You know, we have bought an insignificant amount. The rules for buying stock are very, very difficult. You can’t buy them in the first half hour, you can’t buy them in the second half hour. At the last half hour, if you want to -- you know, our shares don’t trade enough so we are limited to 25% of the 30-day average of -- it doesn’t allow us to buy much stock and we were trying to find a block. We were unsuccessful. Although a couple of blocks traded, we were not able to find anything significant. Blaine Marter - Lead Partners: Okay. I don’t know what’s more attractive than your own stock as far as what you are looking at in terms of assets. You seem to feel that things will come your way. I mean, is that the case or are you just sort of waiting?

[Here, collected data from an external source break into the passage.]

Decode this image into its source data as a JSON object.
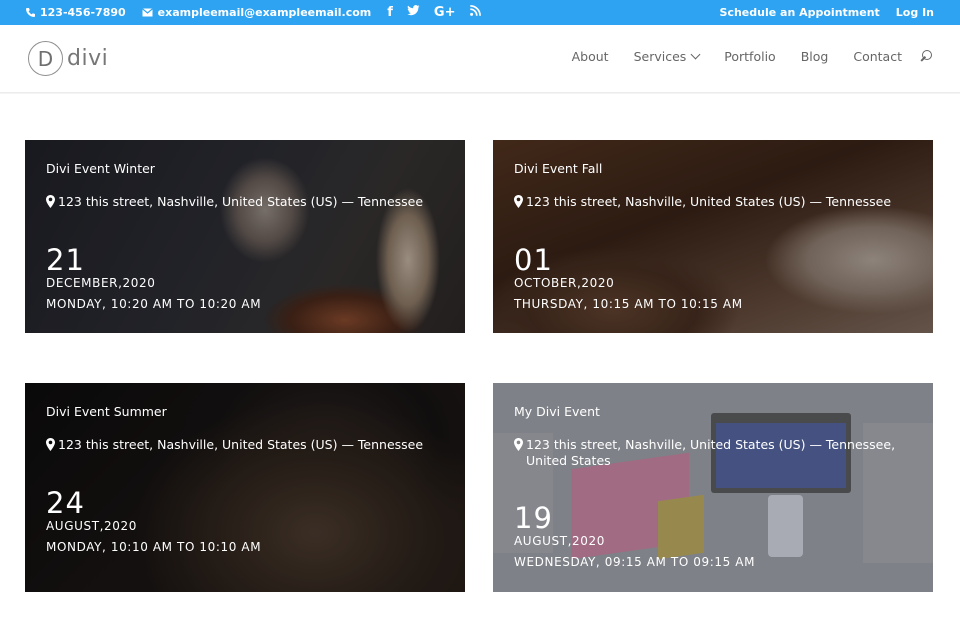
{
  "topbar": {
    "phone": "123-456-7890",
    "email": "exampleemail@exampleemail.com",
    "social": [
      "f",
      "t",
      "G+",
      "rss"
    ],
    "appointment": "Schedule an Appointment",
    "login": "Log In"
  },
  "header": {
    "logo_mark": "D",
    "logo_text": "divi",
    "nav": {
      "about": "About",
      "services": "Services",
      "portfolio": "Portfolio",
      "blog": "Blog",
      "contact": "Contact"
    }
  },
  "events": [
    {
      "title": "Divi Event Winter",
      "address": "123 this street, Nashville, United States (US) — Tennessee",
      "day": "21",
      "month_year": "DECEMBER,2020",
      "time": "MONDAY, 10:20 AM TO 10:20 AM"
    },
    {
      "title": "Divi Event Fall",
      "address": "123 this street, Nashville, United States (US) — Tennessee",
      "day": "01",
      "month_year": "OCTOBER,2020",
      "time": "THURSDAY, 10:15 AM TO 10:15 AM"
    },
    {
      "title": "Divi Event Summer",
      "address": "123 this street, Nashville, United States (US) — Tennessee",
      "day": "24",
      "month_year": "AUGUST,2020",
      "time": "MONDAY, 10:10 AM TO 10:10 AM"
    },
    {
      "title": "My Divi Event",
      "address": "123 this street, Nashville, United States (US) — Tennessee, United States",
      "day": "19",
      "month_year": "AUGUST,2020",
      "time": "WEDNESDAY, 09:15 AM TO 09:15 AM"
    }
  ],
  "colors": {
    "topbar": "#2ea3f2",
    "nav_text": "#666666"
  }
}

No, we’re talking. We’re having conversations and we think something will happen here that will be good for shareholders. You know, Blaine, the question is always if you buy back your own stock, is it creating value for shareholders? Without a question, it’s creating value. Is there more value in finding something that gives you a fairly good flow of income for 10, 15 years as opposed to buying stock, buying somebody else’s operation with the cash flow is significant and recurring and reliable. That’s what we are looking for. If we can’t find it, we’ll buy more stock. And by the way, one doesn’t preclude the other. If the shares are attractive in terms of where we think they are attractive, we’ll buy more stock if it comes in.

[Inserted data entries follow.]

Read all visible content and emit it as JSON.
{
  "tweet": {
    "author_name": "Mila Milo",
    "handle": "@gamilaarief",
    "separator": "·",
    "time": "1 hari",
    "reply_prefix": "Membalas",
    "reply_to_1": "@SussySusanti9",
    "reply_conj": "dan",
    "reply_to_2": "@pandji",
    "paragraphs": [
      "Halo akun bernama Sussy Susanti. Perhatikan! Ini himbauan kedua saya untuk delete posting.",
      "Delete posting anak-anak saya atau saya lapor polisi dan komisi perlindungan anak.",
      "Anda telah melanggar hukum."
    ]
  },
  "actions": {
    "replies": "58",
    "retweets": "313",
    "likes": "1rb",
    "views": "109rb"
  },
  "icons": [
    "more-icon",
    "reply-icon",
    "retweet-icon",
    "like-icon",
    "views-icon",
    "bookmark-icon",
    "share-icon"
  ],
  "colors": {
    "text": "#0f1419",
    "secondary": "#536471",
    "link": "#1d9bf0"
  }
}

We’re meeting with more developers and more casino operators than we’ve ever met with before, so as Michael said, the deal’s got to be correct before -- you know, first to move on. Blaine Marter - Lead Partners: Okay, but are these deals that would require capital?
Not necessarily. Blaine Marter - Lead Partners: Okay, so -- I mean, your sort of hording of cash almost borders on imprudent. I mean, nobody is asking you to leverage the company but if I can pay -- if I can pay $70 million for an enterprise that throws off between $7 million to $10 million of free cash flow a year, I don’t see that as imprudent.
I don’t think we would pay $70 million for $7 million in cash. I think we’d pay 30. Blaine Marter - Lead Partners: For another vehicle, another asset, another kind of set of assets?
Look, they are out there. People are in trouble, you know -- Blaine Marter - Lead Partners: No, I’m talking about your own stock.
Our own stock? Blaine Marter - Lead Partners: Your own debt-free enterprise that throws off $7 million to $10 million of free cash flow a year.
Right. Blaine Marter - Lead Partners: That I can buy right here for $70 million.
I understand that. It’s cheap. I’m not saying to you we’re not in the market looking for stock. What I’m saying to you, and I’m not saying to you trying to buy stock is mutually exclusive to trying to find something else to -- you know, another asset that throws off cash. You have to weigh one against the other. Blaine Marter - Lead Partners: Okay, guys. Thanks.
Our next question comes from Michael [Margulis]. Go ahead, please.
Thank you. My questions have already been answered.
(Operator Instructions) Our next question comes from Paul Taylor with Taylor Business Services. Go ahead, please. Paul Taylor - Taylor Business Services: I apologize for this -- this is just an editorial comment. You all did a great job in the quarter and based on my years of following the company, the company knows exactly what to do with its capital and the dividend is certainly proof of that. And if you choose to buy stock, that’s great. If you choose to wait, that makes me happy too. That’s all I have to say.
(Operator Instructions) We have no more audio questions at this time. I would like to turn the conference back over to management for any closing statements.
Thank you all very much. We’ll see you next quarter.
Ladies and gentlemen, this concludes the Ark Restaurants third quarter 2008 financial results conference call. Thank you for your participation and you may now disconnect.